Cook County News Herald

Husby’s stories bring Norwegian characters to life





Former Cook County resident Jean Husby has followed up on her first book Willow Water with another collection of compelling short stories of life in the Depression era and World War II. A Return to Willow Water takes the reader through time with skill and sympathy.

Former Cook County resident Jean Husby has followed up on her first book Willow Water with another collection of compelling short stories of life in the Depression era and World War II. A Return to Willow Water takes the reader through time with skill and sympathy.

The seven stories in this collection by Jean Husby, A Return to Willow Water, take the reader back to northwest Minnesota where the author’s childhood was spent. Her first collection of Willow Water Stories, also published by Loonfeather Press in 2003, gives us a picture of her home ground. Scott Husby returns to once again illustrate the book with his engravings.

We are reminded in these stories of the Norwegian heritage the Willow River characters have which they clearly carry to their new homes.

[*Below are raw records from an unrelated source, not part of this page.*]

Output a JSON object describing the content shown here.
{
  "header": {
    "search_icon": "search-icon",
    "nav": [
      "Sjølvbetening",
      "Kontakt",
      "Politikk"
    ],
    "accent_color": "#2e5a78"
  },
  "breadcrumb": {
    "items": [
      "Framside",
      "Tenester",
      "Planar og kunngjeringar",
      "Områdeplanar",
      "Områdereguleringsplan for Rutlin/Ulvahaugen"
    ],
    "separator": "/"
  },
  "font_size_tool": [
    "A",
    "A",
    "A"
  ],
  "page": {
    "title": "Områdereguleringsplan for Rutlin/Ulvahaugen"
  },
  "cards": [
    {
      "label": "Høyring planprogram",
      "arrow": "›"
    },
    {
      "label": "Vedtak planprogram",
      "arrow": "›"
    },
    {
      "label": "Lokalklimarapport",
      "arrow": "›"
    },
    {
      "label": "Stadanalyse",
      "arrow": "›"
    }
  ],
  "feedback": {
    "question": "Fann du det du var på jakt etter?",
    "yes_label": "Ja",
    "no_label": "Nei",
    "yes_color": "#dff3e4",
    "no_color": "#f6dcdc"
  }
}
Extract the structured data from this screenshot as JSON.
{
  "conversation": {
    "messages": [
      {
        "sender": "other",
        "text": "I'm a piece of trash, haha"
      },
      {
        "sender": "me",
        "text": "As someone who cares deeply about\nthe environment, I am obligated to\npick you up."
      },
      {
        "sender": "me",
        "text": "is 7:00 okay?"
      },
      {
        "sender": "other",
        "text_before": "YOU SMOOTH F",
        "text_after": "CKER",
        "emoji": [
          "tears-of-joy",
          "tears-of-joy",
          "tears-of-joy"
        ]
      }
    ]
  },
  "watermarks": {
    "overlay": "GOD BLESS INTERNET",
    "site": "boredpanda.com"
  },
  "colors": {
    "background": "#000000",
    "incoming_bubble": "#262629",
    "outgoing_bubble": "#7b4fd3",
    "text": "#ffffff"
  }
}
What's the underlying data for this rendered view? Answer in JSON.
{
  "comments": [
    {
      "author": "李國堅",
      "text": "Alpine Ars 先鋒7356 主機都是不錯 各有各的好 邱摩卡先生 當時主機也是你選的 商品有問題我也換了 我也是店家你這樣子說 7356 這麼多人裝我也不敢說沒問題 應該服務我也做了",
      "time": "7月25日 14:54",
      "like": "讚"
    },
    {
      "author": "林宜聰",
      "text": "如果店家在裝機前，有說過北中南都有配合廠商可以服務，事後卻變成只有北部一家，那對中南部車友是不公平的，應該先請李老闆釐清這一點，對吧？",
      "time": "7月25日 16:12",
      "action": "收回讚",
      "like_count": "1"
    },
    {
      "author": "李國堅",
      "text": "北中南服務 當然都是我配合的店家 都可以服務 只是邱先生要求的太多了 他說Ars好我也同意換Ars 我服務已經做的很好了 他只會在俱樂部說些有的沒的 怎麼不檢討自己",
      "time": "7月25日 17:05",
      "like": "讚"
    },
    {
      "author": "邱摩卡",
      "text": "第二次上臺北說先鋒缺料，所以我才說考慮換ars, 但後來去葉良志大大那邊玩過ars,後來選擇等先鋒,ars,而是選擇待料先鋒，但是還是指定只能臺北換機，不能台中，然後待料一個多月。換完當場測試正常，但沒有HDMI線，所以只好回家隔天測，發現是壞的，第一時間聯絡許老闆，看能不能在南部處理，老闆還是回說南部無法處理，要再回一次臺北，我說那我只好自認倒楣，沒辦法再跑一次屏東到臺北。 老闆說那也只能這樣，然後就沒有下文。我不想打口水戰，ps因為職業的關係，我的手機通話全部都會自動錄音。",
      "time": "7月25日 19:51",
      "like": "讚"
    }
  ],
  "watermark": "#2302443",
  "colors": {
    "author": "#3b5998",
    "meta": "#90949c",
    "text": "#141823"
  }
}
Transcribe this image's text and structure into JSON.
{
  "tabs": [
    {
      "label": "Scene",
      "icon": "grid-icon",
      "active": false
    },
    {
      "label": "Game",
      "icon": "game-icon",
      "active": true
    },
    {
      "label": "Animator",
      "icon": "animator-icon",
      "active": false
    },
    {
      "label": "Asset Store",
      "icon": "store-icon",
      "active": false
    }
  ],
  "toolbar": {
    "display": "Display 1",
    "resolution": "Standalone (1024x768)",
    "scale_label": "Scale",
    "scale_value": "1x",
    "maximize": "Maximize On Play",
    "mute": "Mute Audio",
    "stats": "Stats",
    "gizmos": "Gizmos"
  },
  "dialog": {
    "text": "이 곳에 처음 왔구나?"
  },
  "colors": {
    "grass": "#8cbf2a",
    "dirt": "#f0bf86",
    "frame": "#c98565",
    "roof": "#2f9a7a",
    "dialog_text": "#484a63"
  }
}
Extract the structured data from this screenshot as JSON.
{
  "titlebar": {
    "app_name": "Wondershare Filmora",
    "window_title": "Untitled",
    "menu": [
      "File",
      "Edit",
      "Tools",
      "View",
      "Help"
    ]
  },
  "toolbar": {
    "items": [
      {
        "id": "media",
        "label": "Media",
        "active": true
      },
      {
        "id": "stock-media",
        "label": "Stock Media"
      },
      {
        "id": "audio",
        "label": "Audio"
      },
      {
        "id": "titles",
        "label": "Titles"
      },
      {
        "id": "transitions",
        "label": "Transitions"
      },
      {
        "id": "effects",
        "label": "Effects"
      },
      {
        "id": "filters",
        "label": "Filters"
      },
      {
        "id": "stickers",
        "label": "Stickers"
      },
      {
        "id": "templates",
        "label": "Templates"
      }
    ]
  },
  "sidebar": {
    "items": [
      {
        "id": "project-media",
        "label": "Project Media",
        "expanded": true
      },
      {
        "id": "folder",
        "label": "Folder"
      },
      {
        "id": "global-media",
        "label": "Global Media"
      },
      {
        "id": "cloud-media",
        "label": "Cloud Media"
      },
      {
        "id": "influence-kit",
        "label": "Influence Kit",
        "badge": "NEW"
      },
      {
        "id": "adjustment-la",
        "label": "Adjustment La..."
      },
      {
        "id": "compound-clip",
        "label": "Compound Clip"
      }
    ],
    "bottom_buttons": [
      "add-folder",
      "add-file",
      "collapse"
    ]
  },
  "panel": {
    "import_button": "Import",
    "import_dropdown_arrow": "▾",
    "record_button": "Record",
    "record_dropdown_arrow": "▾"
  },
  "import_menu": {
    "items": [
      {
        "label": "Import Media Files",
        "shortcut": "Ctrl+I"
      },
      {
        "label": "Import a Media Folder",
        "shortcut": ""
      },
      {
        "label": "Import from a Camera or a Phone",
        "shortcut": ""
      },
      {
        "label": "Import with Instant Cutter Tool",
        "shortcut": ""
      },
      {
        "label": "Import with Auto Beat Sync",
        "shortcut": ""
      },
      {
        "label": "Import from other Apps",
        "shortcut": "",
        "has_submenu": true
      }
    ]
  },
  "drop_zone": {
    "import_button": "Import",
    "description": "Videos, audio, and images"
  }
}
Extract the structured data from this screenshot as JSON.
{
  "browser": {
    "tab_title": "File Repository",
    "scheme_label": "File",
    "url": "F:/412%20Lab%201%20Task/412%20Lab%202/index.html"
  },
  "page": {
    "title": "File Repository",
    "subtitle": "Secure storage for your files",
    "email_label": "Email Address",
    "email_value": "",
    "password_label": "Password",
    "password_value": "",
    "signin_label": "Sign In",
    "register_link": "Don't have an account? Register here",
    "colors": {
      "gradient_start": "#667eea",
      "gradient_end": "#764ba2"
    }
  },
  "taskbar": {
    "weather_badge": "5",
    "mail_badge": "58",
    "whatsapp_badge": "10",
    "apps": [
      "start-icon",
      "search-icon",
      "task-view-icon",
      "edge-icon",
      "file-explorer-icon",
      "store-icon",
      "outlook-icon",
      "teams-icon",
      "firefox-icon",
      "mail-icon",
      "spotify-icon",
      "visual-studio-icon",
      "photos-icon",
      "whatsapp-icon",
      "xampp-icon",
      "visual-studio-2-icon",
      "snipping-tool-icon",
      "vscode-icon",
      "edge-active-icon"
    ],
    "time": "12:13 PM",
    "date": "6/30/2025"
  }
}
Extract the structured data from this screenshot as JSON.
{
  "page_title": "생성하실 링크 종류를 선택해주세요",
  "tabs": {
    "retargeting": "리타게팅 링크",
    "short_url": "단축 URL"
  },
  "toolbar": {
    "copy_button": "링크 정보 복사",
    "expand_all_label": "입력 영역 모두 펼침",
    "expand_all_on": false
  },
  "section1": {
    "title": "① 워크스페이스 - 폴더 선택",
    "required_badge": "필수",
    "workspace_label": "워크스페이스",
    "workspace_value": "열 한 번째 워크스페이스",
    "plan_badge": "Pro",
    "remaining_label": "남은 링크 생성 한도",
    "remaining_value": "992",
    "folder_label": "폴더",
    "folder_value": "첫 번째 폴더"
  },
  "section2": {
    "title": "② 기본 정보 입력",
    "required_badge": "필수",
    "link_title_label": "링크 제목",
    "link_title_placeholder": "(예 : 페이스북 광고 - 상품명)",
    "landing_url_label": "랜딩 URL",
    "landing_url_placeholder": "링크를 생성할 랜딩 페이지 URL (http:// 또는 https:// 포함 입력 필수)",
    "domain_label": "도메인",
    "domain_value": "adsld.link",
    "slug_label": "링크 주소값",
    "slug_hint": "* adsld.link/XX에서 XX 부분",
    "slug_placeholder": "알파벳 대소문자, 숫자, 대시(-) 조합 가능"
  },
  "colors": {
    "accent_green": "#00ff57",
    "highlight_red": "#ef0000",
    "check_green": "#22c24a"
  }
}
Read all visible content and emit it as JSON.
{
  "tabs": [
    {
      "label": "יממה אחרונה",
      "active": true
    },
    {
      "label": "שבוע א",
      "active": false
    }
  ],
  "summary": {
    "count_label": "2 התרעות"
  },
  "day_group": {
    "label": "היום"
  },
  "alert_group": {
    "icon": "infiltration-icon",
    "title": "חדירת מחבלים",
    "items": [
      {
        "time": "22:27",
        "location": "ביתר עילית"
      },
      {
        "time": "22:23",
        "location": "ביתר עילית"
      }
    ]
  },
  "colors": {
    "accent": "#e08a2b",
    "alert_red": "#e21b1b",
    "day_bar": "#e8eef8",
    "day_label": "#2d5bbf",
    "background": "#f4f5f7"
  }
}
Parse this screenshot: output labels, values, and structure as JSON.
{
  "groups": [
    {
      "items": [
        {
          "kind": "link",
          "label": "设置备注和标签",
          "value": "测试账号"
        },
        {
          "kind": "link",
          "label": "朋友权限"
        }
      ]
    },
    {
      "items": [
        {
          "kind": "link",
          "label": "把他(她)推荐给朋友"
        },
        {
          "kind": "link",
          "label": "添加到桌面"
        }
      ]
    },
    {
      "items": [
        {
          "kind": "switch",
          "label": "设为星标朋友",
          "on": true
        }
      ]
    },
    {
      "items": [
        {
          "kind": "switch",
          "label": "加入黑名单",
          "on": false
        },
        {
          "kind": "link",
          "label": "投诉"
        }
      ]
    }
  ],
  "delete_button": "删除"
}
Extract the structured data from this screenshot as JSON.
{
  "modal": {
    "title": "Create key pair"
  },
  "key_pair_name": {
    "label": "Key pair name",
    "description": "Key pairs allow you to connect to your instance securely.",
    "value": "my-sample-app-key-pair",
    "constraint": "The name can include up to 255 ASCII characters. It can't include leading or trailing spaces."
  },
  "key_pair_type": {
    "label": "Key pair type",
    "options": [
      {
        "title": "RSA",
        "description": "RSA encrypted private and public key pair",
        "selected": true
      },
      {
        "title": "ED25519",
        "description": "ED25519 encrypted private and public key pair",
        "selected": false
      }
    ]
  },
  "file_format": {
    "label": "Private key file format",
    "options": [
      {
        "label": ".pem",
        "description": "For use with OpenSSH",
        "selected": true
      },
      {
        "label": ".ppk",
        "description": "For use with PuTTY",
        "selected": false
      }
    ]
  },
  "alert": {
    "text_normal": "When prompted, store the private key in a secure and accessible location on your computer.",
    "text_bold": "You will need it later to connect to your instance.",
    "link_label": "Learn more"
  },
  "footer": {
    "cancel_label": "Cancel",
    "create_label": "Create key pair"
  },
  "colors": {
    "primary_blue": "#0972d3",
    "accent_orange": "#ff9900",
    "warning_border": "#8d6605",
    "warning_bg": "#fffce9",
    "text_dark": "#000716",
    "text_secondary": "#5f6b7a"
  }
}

Compelling is the story of a woman who attempts modernizing with change in clothing to be faced with a husband, a clergyman, who locks the doors against his wife attending Sunday services dressed in the new clothes.

The author helps us see what persists. Husby connects the characters skillfully with life in the Depression era and World War II.

 

 

Not only details of plot are framed by the author with skill, but the very hearts of these people. When we read of the trip taken Back to the Old Country we see the return to Willow Water was never in doubt, even though Nazi warships postponed that voyage back.

Scott Husby’s engravings depict the generations who lived in the stories. He helps us imagine their years in Minnesota. His illustration of cars caught in The Blizzard of ‘47 buries me in that snow.

Another engraving on the book cover shows two people who sit gazing over the water. Their sitting— side by side on a log bench—expresses their renewal of memories. They are older now, looking out over what they recalled, confirming those memories.

And the grassy weeds that veil a gravestone ally us with the wife who refused to consider her husband a suicide. The way she managed to get help with the stone and her ingenuity about honor for her man is a good example of finding someone who can help. The secret, as the author shows us, is recognizing whom that helper will be.

In another story that young wife travels back to Norway in 1930 to visit family in Norway and finally for a marriage there.

Jean Husby takes us through time, mostly the early 20th century, with such skill that we live the lives of the characters with sympathy and understanding. The immigrant heritage is common across many nationalities in the United States. It’s great to read stories that take us into the reality of Norwegian customs and habits of life.

Copies of A Return to Willow Water can be found at Drury Lane Books, Lake Superior Trading Post and The Pie Place in Grand Marais.